By Jane Lewis | Wednesday, November 26, 2025 | 4 min read
Kash Patel has become one of those figures whose controversies seem to multiply almost as quickly as his public appearances. Even before his trip to New Zealand, critics were already raising eyebrows at the swirl of stories and speculation surrounding his conduct and decision-making. Supporters often dismiss the chatter as political noise, while detractors argue it reflects a larger pattern of judgment that keeps coming back to haunt him. Whatever the truth, it set the stage for what happened next.
So when Patel stepped off a plane in Wellington this summer, the expectation was that his visit would be routine—ceremonial, even. An FBI director arriving to cut the ribbon on a new office, shake hands with senior officials, and reassure one of America’s closest intelligence partners that cooperation remained strong. Quiet diplomacy, polite meetings, photographs in crisp suits. That was the plan.
But what Patel brought with him was anything but ordinary. Instead of the usual diplomatic gifts—plaques, challenge coins, or framed insignia—he unpacked small, 3D-printed plastic revolvers modeled after a hobbyist design. Objects that, at first glance, looked like props. Toys, even. The kind of thing someone might print in a garage for fun. But New Zealand authorities didn’t see novelty; they saw risk, liability, and a legal headache waiting to erupt.

What happened next was not exactly what the Americans likely intended.
New Zealand firearm specialists examined the items and quickly concluded that Patel’s “inoperable replicas” were, under the law, still firearms. New Zealand treats 3D-printed guns no differently than traditional metal ones, and a weapon doesn’t need to fire to be regulated—it simply needs to be capable of being made functional with minor modifications. And according to the experts, the Maverick PG22 could be made to fire with shocking ease.
In internal correspondence, police armory team leader Daniel Millar expressed concern that converting Patel’s gift into a working weapon required nothing more exotic than a battery drill, the right drill bit, and a small screw to act as a firing pin. In other words, practically anyone with a garage could pull it off. The simplicity of that process was enough for the police union to sound alarms earlier this year; officers had been encountering Maverick PG22s frequently, and they were becoming one of the most common 3D-printed weapons seized in the country.
The U.S. Embassy later emphasized that the guns had been deliberately modified—missing chambers, barrels, firing pins, and other essential parts—to ensure they couldn’t fire. But New Zealand officials didn’t want to gamble on the good intentions of unnamed manufacturers or on the durability of materials that, according to some experts, might dangerously explode if misused.
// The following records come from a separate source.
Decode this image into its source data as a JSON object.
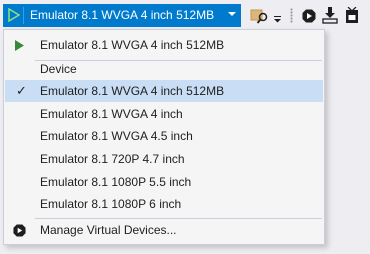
{
  "toolbar": {
    "run_label": "Emulator 8.1 WVGA 4 inch 512MB",
    "icons": [
      "play-icon",
      "dropdown-chevron-icon",
      "find-in-files-icon",
      "overflow-menu-icon",
      "record-icon",
      "step-icon",
      "device-icon"
    ]
  },
  "menu": {
    "recent": "Emulator 8.1 WVGA 4 inch 512MB",
    "group_header": "Device",
    "devices": [
      {
        "label": "Emulator 8.1 WVGA 4 inch 512MB",
        "checked": true
      },
      {
        "label": "Emulator 8.1 WVGA 4 inch",
        "checked": false
      },
      {
        "label": "Emulator 8.1 WVGA 4.5 inch",
        "checked": false
      },
      {
        "label": "Emulator 8.1 720P 4.7 inch",
        "checked": false
      },
      {
        "label": "Emulator 8.1 1080P 5.5 inch",
        "checked": false
      },
      {
        "label": "Emulator 8.1 1080P 6 inch",
        "checked": false
      }
    ],
    "manage": "Manage Virtual Devices..."
  },
  "colors": {
    "accent": "#007acc",
    "selected_bg": "#c9def5",
    "play_green": "#388a34"
  }
}
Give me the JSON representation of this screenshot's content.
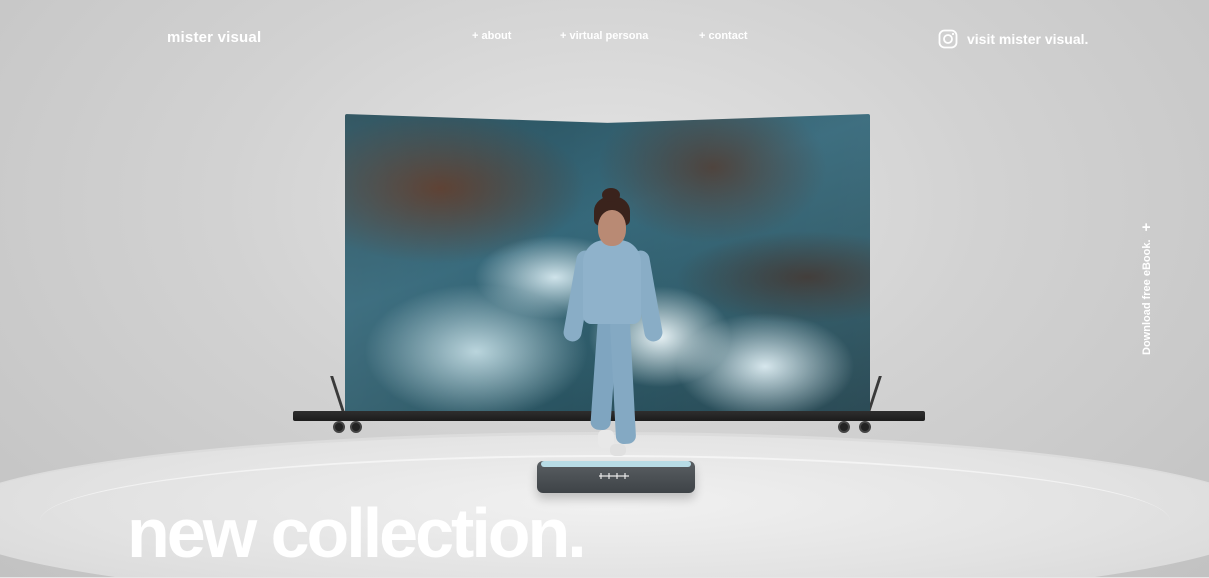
{
  "nav": {
    "brand": "mister visual",
    "links": [
      "+ about",
      "+ virtual persona",
      "+ contact"
    ],
    "instagram_label": "visit mister visual."
  },
  "side_cta": {
    "label": "Download free eBook.",
    "plus": "+"
  },
  "hero": {
    "headline": "new collection."
  },
  "icons": {
    "instagram": "instagram-icon"
  },
  "colors": {
    "text": "#ffffff",
    "background": "#d6d6d6"
  }
}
As Professor Alexander Gillespie put it, the risks cut both ways: not just that someone could restore the guns and commit a crime, but that an unsuspecting person could injure themselves simply by trying.
By late September, every one of the gifted revolvers had been destroyed. Millar’s team requested to keep one for testing and training purposes, but the police commissioner denied the request. Nothing from Patel’s bag of goodwill survived.
What remains is the diplomatic awkwardness. Patel arrived to inaugurate the FBI’s first standalone office in New Zealand, a move intended to reinforce the Five Eyes partnership—a decades-old intelligence alliance between the U.S., U.K., Canada, Australia, and New Zealand. Instead, one of the most concrete memories of the trip is a batch of plastic guns that briefly set off alarms inside a nation deeply sensitive to anything that blurs the line between novelty and danger.
It may never be clear who actually printed the revolvers or why Patel believed they would be appropriate diplomatic gifts. What is clear is that they managed, in a matter of hours, to turn a routine visit into an international oddity—one that New Zealand officials were all too eager to erase from their offices, and ultimately, their evidence lockers.